Former publisher Susan Hirschman received her award next and if you don’t know who she is then I’ll just give you one word: Greenwillow. She started that imprint (and you can look her up in Leonard’s Minders of Make-Believe if you’re still foggy). Hirschman proved to be particularly difficult to photograph because the woman would NOT hold still. She practically buzzed around that podium. This is the only picture I was able to grab that wasn’t completely fuzzy.

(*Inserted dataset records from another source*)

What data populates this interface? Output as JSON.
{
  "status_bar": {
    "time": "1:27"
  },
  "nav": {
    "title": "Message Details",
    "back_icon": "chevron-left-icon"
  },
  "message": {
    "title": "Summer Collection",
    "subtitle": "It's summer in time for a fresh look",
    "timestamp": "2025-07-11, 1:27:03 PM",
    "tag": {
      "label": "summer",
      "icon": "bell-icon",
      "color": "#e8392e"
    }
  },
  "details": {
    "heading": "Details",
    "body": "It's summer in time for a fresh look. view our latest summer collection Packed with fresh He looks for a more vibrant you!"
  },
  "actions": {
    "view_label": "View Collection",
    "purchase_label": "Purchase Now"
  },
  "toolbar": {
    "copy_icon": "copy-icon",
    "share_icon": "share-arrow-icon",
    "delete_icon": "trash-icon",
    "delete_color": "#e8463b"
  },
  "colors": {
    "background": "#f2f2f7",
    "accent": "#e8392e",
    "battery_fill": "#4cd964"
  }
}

Then came the moment when Leonard would have introduced Mr. Sendak. “I was really looking forward to saying ‘Elvis has entered the building,” Mr. Marcus chuckled ruefully. Fortunately they had a video to play of the great man talking about his work and it rocked the house. He discussed his work in lovely raucous grown-up terms. On the topic of how illustration only works within certain contexts: “I would hate to see [Jane] Austen illustrated. This is what so-and-so looks like. To hell with that!” Or on the book In the Night Kitchen he referred to “floating in the sensuality of milk.” I much prefer to hear picture book artists talk about their work when the children aren’t around, don’t you?
All in all, the speeches were short and sweet. Real humdingers, every last one. $54,100 was raised in auction. Much fun all around. Mr. Sendak himself said in his video, “When you hide a story in a story, that’s the story I am telling.” I was sorry that have missed him, but I’m very glad to hear that he was the recipient of the Museum’s Artist honor just the same.